Appendix C: Update Athena Query to Match Amazon Personalize Interaction Schema - Amazon Personalize Optimizer Using Amazon Pinpoint Events

Appendix C: Update Athena Query to Match Amazon Personalize Interaction Schema

This solution assumes a particular schema for your Amazon Personalize interaction dataset. If your schema is different, the solution’s AWS Lambda function that imports the data will fail to run. To correct the issue, update or rewrite the Amazon Athena query to retrieve the correct values that matches your schema.

The following code snippet shows the SELECT statement in the Amazon Athena query that is deployed with this solution. Running this query generates a CSV file with the following fields: USER_ID, ITEM_ID, EVENT_TYPE, EVENT_VALUE, and TIMESTAMP. These fields must match the interaction dataset schema.

SELECT r.personalize_user_id as USER_ID, r.item_id AS ITEM_ID, b.event_type AS EVENT_TYPE, v.EVENT_VALUE, CAST(to_unixtime(b.arrival_timestamp) AS BIGINT) AS TIMESTAMP FROM endpoint_export a INNER JOIN recs r ON a.id = r.endpoint_id INNER JOIN evs b ON a.id = b.endpoint_id AND r.campaign_id = b.campaign_id INNER JOIN event_value v ON b.event_type = v.event_type

To update the Amazon Athena query, first create a new query.

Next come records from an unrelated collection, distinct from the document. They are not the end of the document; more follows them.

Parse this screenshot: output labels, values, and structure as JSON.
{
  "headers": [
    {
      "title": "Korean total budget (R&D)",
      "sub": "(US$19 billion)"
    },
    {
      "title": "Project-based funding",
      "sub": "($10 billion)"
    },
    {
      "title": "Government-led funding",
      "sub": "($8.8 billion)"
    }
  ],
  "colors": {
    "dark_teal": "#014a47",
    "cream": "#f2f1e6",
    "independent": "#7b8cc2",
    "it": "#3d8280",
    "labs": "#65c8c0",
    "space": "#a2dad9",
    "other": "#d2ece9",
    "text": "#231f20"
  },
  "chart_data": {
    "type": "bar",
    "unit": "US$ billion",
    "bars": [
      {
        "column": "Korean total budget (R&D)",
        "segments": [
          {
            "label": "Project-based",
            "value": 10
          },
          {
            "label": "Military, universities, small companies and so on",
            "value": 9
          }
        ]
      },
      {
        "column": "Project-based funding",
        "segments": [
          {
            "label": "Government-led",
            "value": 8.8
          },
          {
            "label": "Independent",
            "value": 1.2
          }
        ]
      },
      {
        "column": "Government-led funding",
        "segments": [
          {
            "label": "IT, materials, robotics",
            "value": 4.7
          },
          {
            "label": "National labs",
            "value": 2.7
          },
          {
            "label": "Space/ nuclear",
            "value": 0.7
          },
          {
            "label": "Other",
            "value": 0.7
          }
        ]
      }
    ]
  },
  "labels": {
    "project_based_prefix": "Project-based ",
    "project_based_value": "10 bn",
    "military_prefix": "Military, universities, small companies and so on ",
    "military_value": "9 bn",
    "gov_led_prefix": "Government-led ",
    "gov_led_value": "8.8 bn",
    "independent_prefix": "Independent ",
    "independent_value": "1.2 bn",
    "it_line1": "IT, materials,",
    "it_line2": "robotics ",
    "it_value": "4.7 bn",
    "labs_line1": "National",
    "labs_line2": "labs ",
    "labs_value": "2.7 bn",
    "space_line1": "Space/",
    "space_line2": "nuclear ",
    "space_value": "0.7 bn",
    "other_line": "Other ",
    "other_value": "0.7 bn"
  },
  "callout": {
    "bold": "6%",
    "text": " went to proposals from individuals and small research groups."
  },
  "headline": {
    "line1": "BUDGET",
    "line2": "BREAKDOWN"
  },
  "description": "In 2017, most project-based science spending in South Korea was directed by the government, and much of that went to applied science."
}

Next, in the AWS Lambda function QueryAugmentStartLambda, update the environmental variable NAMED_QUERY with the query ID of the Lambda function.

For example, if your interaction schema contains only the required fields: USER_ID, ITEM_ID, and TIMESTAMP, then the query’s final SELECT statement may be updated as shown in the following code snippet.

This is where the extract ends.